Catherine M. Sharkey (NYU School of Law) has posted “AI for Retrospective Review” (8 Belmont Law Review 374 (2021)) on SSRN. Here is the abstract:

This article explores the significant administrative law issues that agencies will face as they devise and implement AI-enhanced strategies to identify rules that should be subject to retrospective review. Against the backdrop of a detailed examination of HHS’s “AI for Deregulation” pilot and the very first use of AI-driven technologies in a published federal rule, the article proposes enhanced public participation and notice-and-comment processes as necessary features of AI-driven retrospective review. It challenges conventional wisdom that divides uses of AI technologies into those that “support” agency action—and therefore do not implicate the APA’s directives—and those that “determine” agency actions and thus should be subject to the full panoply of APA demands.

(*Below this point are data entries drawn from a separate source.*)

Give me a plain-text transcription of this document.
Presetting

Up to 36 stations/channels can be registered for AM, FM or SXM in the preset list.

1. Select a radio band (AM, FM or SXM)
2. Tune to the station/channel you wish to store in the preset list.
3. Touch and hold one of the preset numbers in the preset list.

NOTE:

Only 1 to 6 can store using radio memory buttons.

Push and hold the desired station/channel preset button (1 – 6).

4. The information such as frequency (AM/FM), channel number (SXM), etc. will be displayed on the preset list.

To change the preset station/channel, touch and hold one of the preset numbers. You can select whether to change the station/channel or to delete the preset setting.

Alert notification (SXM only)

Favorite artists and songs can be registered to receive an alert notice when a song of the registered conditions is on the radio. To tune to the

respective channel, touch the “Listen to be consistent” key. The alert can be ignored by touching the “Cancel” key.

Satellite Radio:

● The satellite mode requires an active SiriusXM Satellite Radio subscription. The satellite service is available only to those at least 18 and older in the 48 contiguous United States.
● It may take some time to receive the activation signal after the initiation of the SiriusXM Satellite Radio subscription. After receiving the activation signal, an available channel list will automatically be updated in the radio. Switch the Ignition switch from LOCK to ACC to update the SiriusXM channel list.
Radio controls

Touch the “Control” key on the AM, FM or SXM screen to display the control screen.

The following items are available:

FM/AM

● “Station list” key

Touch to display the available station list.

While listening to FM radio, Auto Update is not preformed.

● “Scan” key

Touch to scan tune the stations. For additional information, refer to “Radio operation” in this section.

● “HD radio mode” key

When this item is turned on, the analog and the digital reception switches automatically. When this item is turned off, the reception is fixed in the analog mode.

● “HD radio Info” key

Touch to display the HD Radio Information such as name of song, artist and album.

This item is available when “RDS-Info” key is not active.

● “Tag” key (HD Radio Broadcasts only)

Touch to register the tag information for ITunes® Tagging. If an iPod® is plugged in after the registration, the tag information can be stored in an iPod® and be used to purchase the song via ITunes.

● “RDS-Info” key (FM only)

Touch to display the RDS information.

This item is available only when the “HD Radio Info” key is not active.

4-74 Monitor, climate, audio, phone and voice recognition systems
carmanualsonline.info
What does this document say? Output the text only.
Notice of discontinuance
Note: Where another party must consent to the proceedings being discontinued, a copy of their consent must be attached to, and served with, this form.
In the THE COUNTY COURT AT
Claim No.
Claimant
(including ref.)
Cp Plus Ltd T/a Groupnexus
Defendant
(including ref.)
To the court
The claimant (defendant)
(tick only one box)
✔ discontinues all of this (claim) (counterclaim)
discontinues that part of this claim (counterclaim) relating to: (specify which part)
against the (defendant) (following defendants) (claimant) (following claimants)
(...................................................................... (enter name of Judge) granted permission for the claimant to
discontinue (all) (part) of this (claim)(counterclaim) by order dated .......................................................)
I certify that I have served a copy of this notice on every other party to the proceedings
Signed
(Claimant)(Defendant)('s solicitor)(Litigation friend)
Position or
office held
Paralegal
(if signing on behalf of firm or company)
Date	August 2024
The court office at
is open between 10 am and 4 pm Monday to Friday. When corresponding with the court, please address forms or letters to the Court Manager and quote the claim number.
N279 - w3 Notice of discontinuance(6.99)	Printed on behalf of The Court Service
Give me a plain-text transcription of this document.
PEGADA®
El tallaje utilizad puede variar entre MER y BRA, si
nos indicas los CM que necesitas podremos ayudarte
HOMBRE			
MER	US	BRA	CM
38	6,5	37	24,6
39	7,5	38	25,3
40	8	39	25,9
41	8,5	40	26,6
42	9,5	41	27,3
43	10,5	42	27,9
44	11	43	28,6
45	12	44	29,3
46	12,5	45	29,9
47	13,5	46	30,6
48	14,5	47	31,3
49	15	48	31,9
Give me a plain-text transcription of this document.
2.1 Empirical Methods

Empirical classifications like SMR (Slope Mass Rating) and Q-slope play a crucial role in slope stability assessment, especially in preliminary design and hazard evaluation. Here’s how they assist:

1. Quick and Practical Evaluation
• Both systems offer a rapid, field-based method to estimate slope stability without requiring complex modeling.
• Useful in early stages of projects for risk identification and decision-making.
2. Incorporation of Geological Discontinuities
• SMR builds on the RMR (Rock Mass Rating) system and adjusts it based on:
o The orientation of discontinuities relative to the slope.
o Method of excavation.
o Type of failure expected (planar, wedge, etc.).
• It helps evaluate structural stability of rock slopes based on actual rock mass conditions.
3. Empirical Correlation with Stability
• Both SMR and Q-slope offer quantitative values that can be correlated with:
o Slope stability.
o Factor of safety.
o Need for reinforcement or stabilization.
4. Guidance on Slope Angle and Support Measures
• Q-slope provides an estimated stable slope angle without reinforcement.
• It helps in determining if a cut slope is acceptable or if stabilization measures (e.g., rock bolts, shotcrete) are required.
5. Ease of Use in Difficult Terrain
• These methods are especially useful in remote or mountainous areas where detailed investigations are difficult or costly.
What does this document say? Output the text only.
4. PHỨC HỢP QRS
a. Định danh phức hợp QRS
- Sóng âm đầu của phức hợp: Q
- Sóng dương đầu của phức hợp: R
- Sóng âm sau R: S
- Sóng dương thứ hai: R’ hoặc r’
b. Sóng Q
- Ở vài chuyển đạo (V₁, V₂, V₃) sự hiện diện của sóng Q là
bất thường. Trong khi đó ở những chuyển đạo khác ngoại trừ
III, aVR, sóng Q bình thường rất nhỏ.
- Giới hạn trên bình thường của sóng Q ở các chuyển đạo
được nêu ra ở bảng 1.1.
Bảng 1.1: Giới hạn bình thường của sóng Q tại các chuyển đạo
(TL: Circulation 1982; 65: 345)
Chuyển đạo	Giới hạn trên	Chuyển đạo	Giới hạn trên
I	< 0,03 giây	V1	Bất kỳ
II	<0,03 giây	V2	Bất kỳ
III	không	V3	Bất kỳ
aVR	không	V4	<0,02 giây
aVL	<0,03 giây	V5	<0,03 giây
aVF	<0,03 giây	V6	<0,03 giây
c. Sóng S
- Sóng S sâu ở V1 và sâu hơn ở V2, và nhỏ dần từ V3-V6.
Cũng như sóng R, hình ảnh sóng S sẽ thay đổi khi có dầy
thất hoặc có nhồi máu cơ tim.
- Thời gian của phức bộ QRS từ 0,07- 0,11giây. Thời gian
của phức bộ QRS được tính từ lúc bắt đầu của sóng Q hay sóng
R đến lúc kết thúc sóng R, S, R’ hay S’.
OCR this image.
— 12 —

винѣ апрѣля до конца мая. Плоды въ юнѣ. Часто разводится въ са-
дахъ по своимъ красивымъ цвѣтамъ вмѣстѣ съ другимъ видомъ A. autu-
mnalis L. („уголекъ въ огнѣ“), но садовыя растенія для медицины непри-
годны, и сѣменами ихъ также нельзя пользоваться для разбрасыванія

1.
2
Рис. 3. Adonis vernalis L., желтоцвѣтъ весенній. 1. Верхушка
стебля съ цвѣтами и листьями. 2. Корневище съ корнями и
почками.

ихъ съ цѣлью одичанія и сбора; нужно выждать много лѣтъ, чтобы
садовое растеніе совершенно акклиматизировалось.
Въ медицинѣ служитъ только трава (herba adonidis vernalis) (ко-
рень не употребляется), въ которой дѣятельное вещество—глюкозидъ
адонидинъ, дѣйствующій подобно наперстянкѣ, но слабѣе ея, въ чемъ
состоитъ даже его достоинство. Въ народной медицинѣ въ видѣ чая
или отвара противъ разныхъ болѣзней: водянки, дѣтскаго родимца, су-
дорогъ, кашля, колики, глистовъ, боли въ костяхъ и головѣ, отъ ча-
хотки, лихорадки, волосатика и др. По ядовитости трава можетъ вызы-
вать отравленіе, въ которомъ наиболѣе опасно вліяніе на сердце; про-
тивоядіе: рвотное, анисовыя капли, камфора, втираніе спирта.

In so doing, it takes aim at the talismanic significance of “human in the loop” that shields AI uses from disclosure and review by casting them in a merely supportive role.

Levy, Chasalow & Riley on Algorithms and Decision-Making in the Public Sector

Karen Levy (Cornell University), Kyla Chasalow (University of Oxford), and Sarah Riley (Cornell University) have posted “Algorithms and Decision-Making in the Public Sector” (Annual Review of Law and Social Science, Vol. 17 (2021)) on SSRN. Here is the abstract:

This article surveys the use of algorithmic systems to support decision-making in the public sector. Governments adopt, procure, and use algorithmic systems to support their functions within several contexts—including criminal justice, education, and benefits provision—with important consequences for accountability, privacy, social inequity, and public participation in decision-making. We explore the social implications of municipal algorithmic systems across a variety of stages, including problem formulation, technology acquisition, deployment, and evaluation. We highlight several open questions that require further empirical research.